The debt ceiling deal signed by President Joe Biden and House Speaker Kevin McCarthy on Saturday represents temporary relief for the mortgage market as it reduces the chances of a federal default. But it’s just the first step in an ongoing effort to avoid chaos.
The agreement is subject to prior congressional approval. U.S. Treasury Department I will be out of cash by Monday. And even if approved, it would not solve the problem of high debt levels, which means other risks, such as a downgrade of US sovereign debt, still exist.
As for the mortgage market, meanwhile, the debt ceiling agreement put an end to the recent upward trend in mortgage rates to two-month highs. Meanwhile, student loan payments resume, affecting potential homebuyers.
according to daily mortgage newsThe 30-year fixed rate on traditional loans hit a level of 7.14% on Friday amid the drama over the debt ceiling. It fell to 7.02% after leaders announced a tentative deal on Tuesday.
“In the short term, significant damage has already been done as mortgage rates have risen significantly over the last 10 days,” said Melissa Cohn, regional vice president. william lavais mortgagesaid in an interview.
“And now the question is whether the debt ceiling deal that McCarthy and Biden agreed to this weekend will get voted on. There are a lot of people who don’t agree with some and say they won’t vote, and every day after that is a bad day.”
of analysts goldman sachs We also recognize the challenges associated with congressional approval. The House of Representatives is scheduled to vote on the deal on Wednesday, while the Senate is scheduled to vote on Friday, but procedural delays could push the vote back to the weekend.
Analysts at Goldman Sachs said in a report, “Achieving a deal between leaders is the highest hurdle, and this deal removes most of the uncertainty about the impending debt ceiling deadline. The bill still needs to pass the House and Senate.” “In any event, it now seems very unlikely that Congress will allow the June 5 deadline to pass without doing anything.”
What does the agreement say?
Biden and McCarthy’s Fiscal Responsibility Act will suspend the $31.4 trillion U.S. debt limit until January 2025, with the cap set at the level reached when the suspension ends. Economists say the problem will actually be postponed until after the next presidential election.
Meanwhile, non-defense spending in 2024 will be capped at current levels and will increase by 1% in 2025. The spending deal is likely to cut spending in 2024 and 2025 by 0.1-0.2% of GDP year-on-year. Goldman Sachs sets the standard that money grows with inflation. analysts write.
The agreement also introduces some policy changes. Some older Americans receiving food stamps need to find work.stop funding for new hires Internal Revenue Service agents; introducing new measures to get approvals for energy projects faster; And in particular, it could save billions of dollars on unused COVID-19 relief and more.
But one of the bill’s agenda items is to end the moratorium on student loans by the end of August, which could indirectly affect the mortgage market.
The current Fiscal Responsibility Act prohibits: U.S. Secretary of Education Any power to stop payments or waive interest is prohibited. Biden’s student-loan forgiveness plan, meanwhile, would relieve most borrowers from $10,000 to $20,000 in student-loan debt and is expected to be decided by Congress. supreme court.
“All this year, banks have included that liability when determining a borrower’s eligibility in hopes that student loan payments will resume in the fall. said Mr.
“So, obviously, if student loan payments were deferred for a long period of time or were forgiven, there would probably be a positive impact. of purchasing power, which is especially important in a high-rate environment,” Cohn added.
pressure from various sources
While the deal has brought some relief to the mortgage market, there is still pressure from various quarters. Inflation remains resilient at double target, of the Federal Reserve (Fed) continued monetary tightening. In addition, banking crises still plague financial markets.
Logan Motashami, Principal Analyst housing wire“The debt ceiling problem is over for now barring any surprises, but the banking crisis and mortgage stress are still there,” he said.
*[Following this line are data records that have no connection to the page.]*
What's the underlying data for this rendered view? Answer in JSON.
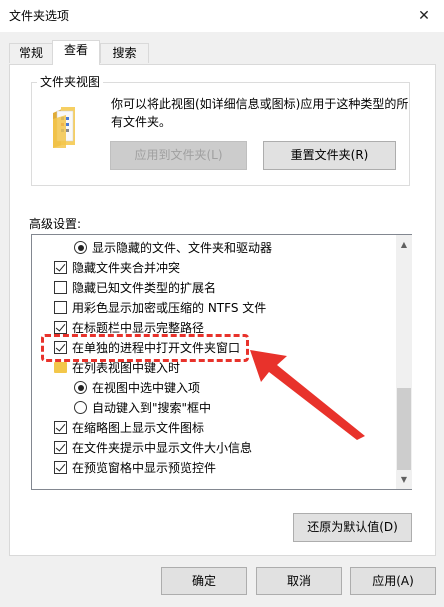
{
  "window": {
    "title": "文件夹选项",
    "close_icon": "close-icon"
  },
  "tabs": [
    {
      "label": "常规",
      "active": false
    },
    {
      "label": "查看",
      "active": true
    },
    {
      "label": "搜索",
      "active": false
    }
  ],
  "folder_views": {
    "group_title": "文件夹视图",
    "description_line1": "你可以将此视图(如详细信息或图标)应用于这种类型的所",
    "description_line2": "有文件夹。",
    "apply_button": "应用到文件夹(L)",
    "reset_button": "重置文件夹(R)"
  },
  "advanced": {
    "label": "高级设置:",
    "items": [
      {
        "type": "radio",
        "checked": true,
        "label": "显示隐藏的文件、文件夹和驱动器"
      },
      {
        "type": "checkbox",
        "checked": true,
        "label": "隐藏文件夹合并冲突"
      },
      {
        "type": "checkbox",
        "checked": false,
        "label": "隐藏已知文件类型的扩展名"
      },
      {
        "type": "checkbox",
        "checked": false,
        "label": "用彩色显示加密或压缩的 NTFS 文件"
      },
      {
        "type": "checkbox",
        "checked": true,
        "label": "在标题栏中显示完整路径"
      },
      {
        "type": "checkbox",
        "checked": true,
        "label": "在单独的进程中打开文件夹窗口"
      },
      {
        "type": "folder",
        "label": "在列表视图中键入时"
      },
      {
        "type": "radio",
        "checked": true,
        "label": "在视图中选中键入项"
      },
      {
        "type": "radio",
        "checked": false,
        "label": "自动键入到\"搜索\"框中"
      },
      {
        "type": "checkbox",
        "checked": true,
        "label": "在缩略图上显示文件图标"
      },
      {
        "type": "checkbox",
        "checked": true,
        "label": "在文件夹提示中显示文件大小信息"
      },
      {
        "type": "checkbox",
        "checked": true,
        "label": "在预览窗格中显示预览控件"
      }
    ],
    "restore_defaults_button": "还原为默认值(D)"
  },
  "footer": {
    "ok_button": "确定",
    "cancel_button": "取消",
    "apply_button": "应用(A)"
  },
  "annotation": {
    "color": "#e8322b"
  }
}
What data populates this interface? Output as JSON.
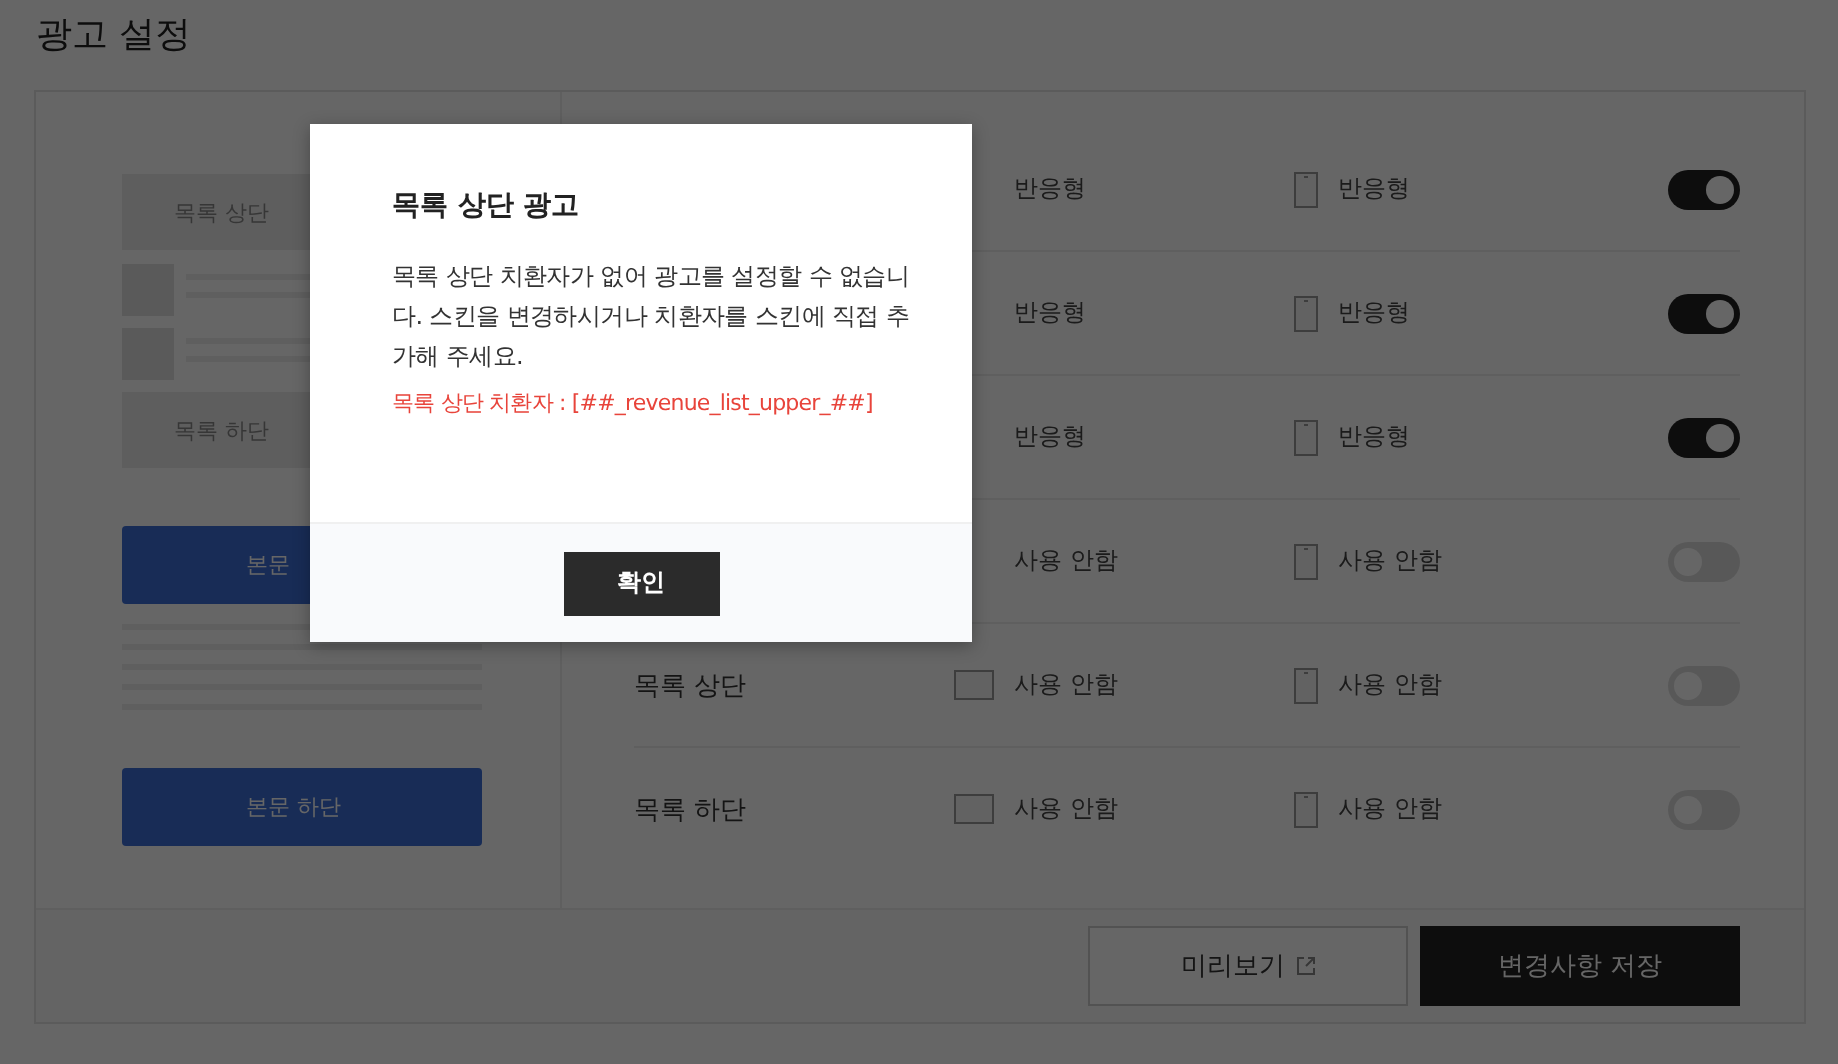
{
  "page": {
    "title": "광고 설정"
  },
  "preview": [
    {
      "kind": "slot",
      "label": "목록 상단"
    },
    {
      "kind": "list"
    },
    {
      "kind": "slot",
      "label": "목록 하단"
    },
    {
      "kind": "ad",
      "label": "본문"
    },
    {
      "kind": "lines"
    },
    {
      "kind": "ad",
      "label": "본문 하단"
    }
  ],
  "rows": [
    {
      "pc": "반응형",
      "mobile": "반응형",
      "on": true
    },
    {
      "pc": "반응형",
      "mobile": "반응형",
      "on": true
    },
    {
      "pc": "반응형",
      "mobile": "반응형",
      "on": true
    },
    {
      "pc": "사용 안함",
      "mobile": "사용 안함",
      "on": false
    },
    {
      "label": "목록 상단",
      "pc": "사용 안함",
      "mobile": "사용 안함",
      "on": false
    },
    {
      "label": "목록 하단",
      "pc": "사용 안함",
      "mobile": "사용 안함",
      "on": false
    }
  ],
  "footer": {
    "preview_button": "미리보기",
    "save_button": "변경사항 저장"
  },
  "dialog": {
    "title": "목록 상단 광고",
    "message": "목록 상단 치환자가 없어 광고를 설정할 수 없습니다. 스킨을 변경하시거나 치환자를 스킨에 직접 추가해 주세요.",
    "code": "목록 상단 치환자 : [##_revenue_list_upper_##]",
    "confirm": "확인"
  }
}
“Bond yields and mortgage stress may ease in the short term.” [resulting from the debt agreement]‘ said Mr Motashami. “But spreads between 10- and 30-year mortgage rates have deteriorated since the banking crisis began. .”
Scott Olson, Executive Director community housing lender America (CHLA) has not acknowledged any direct link to Fiscal Responsibility Act policies affecting the mortgage industry.
“However, mortgage rates have been steadily rising in recent weeks due to uncertainty. So an agreement that would reduce the deficit and remove the uncertainty over default would be a positive development for the mortgage industry. I have no choice,” Olson said in an interview.
The deal represents a fiscal policy bailout. But pressures from monetary policy still exist. “As far as Fed monetary policy is concerned, inflation seems to be negative and persistent,” Olson said.
The Fed will meet on June 13th and 14th to decide on a new federal funds rate.